Community Perspective Project 
This is one of the major projects done by WILD youth in the year of 2004. This project used three different ways to gain information about the Chinatown/International District community. ComNETsm (Computerized neighborhood environmental tracking) was used. ComNETsm is hand-held computer allowing the youth to track street and sidewalk conditions by taking pictures matching with the problems (i.e. graffiti, trip hazards and feces). According to Joyce Pisnanont, Youth Program Coordinator for WILD from 2003 to 2007, the program found that ComNETsm only tracks the deficits of the neighborhood so the program decided to supplement the project with Photovoice and multilingual interviews. Through Photovoice, they youth and elders of the CID community are able to express their perspective on what they like or dislike about the community. This project was presented to Seattle City Council, Jim Compton by the youths in early 2005 regarding the safety concerns in Seattle CID. In May 2005, WILD youth brought this project to the Community-Based Solutions for Environmental & Economic Justice 4th Annual Conference at the University of Washington. The main focus of this project is to help the limited-English speaking residents to speak up about health and safety related issues in their community.

Night Market 
After the Community Perspective Project, WILD devoted most of its time on research in developing a night market.
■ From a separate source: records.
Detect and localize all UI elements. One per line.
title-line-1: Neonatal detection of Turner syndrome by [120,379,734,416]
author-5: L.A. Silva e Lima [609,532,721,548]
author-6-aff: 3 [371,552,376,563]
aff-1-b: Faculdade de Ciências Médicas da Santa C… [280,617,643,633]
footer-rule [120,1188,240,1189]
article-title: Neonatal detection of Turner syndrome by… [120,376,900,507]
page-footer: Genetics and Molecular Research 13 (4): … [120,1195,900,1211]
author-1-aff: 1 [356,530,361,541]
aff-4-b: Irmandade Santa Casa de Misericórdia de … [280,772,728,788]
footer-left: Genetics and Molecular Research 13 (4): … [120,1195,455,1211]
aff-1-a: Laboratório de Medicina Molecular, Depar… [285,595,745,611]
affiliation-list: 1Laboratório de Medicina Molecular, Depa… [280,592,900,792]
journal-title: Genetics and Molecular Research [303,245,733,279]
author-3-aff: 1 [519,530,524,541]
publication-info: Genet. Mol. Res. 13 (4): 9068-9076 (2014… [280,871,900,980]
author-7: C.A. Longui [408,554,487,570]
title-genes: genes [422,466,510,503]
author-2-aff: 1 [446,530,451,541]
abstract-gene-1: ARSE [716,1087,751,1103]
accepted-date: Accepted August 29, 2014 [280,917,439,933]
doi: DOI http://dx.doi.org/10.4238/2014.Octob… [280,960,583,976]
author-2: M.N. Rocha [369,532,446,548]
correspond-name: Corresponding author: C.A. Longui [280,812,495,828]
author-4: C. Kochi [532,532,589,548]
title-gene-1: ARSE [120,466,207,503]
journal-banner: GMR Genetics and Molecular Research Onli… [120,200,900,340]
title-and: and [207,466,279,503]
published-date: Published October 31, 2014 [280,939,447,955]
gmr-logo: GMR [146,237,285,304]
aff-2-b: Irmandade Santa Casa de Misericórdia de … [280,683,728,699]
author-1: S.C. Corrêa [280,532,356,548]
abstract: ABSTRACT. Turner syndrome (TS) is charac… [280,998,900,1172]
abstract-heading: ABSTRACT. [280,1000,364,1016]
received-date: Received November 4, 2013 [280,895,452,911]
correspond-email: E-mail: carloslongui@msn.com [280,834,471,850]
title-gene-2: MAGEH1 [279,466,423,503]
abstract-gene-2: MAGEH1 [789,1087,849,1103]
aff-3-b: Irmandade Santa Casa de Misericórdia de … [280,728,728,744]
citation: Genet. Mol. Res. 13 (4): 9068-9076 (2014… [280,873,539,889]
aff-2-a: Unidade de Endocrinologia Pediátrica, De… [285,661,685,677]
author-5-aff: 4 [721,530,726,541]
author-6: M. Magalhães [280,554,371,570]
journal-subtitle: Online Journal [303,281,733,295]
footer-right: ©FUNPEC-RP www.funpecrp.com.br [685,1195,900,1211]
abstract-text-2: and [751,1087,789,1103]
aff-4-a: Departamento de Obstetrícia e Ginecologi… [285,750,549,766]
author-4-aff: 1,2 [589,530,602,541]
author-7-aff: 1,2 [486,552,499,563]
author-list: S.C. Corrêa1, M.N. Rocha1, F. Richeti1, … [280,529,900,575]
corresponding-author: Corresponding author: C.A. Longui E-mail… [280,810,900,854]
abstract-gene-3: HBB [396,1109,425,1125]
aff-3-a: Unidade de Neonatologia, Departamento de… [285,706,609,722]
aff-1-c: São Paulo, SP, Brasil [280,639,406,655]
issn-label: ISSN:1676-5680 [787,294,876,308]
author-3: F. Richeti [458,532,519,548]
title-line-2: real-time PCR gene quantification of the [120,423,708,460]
The reason for creating a night market is to encourage people in the community to go to public parks after dark. It was believed that developing a night market has helped the public safety issues in the Chinatown/International District. WILD youth took a trip to Richmond Night Market at Canada to observe the night market in action to create a successful event. In August 2006, the first Night Market was held in Hing Hay Park in CID.  There were multiple organizations that helped with creating the pilot night market, including The Chinese Chamber of Commerce, The Community Action Program and The Chinatown/International District Business Improvement Area (CIDBIA). In 2008, the CID Night Market is hosted by CIDBIA and some WILD youths continue to volunteer helping out with the event.

Spill Kits  
Youths are responsible for translating information on recycling and composting. Every summer, during the Summer Festivals in Chinatown, the youth educate the general public about what they can recycle. In 2006, WILD youth distributed Spill Kits to the small businesses in Chinatown and educate them about how to use it. Spill Kits are used to avoid hazardous chemical to get into the water, preventing water pollution.

Public Safety Outreach 
Danny Woo International District Community Garden is the largest green space in CID established in 1975. This community garden allows the elders in CID to grow their native vegetables. In spring 2010, WILD youth devoted their time to make Danny Woo Garden a success by hosting Earth Day in the garden. They introduce more people to the garden and create awareness of the garden to the community. They also promote that the garden is a safe place to spend time at, either having a walk or having a picnic in the garden.

Environmental Outreach 
Duwamish River was listed as the federal superfund site in 2001 by EPA. In 2006, WILD youth took a sailing trip to Duwamish River and learn about the contamination zones of the river along with Salish Sea. As of Fall 2010, WILD youth will start another project related to the Duwamish River.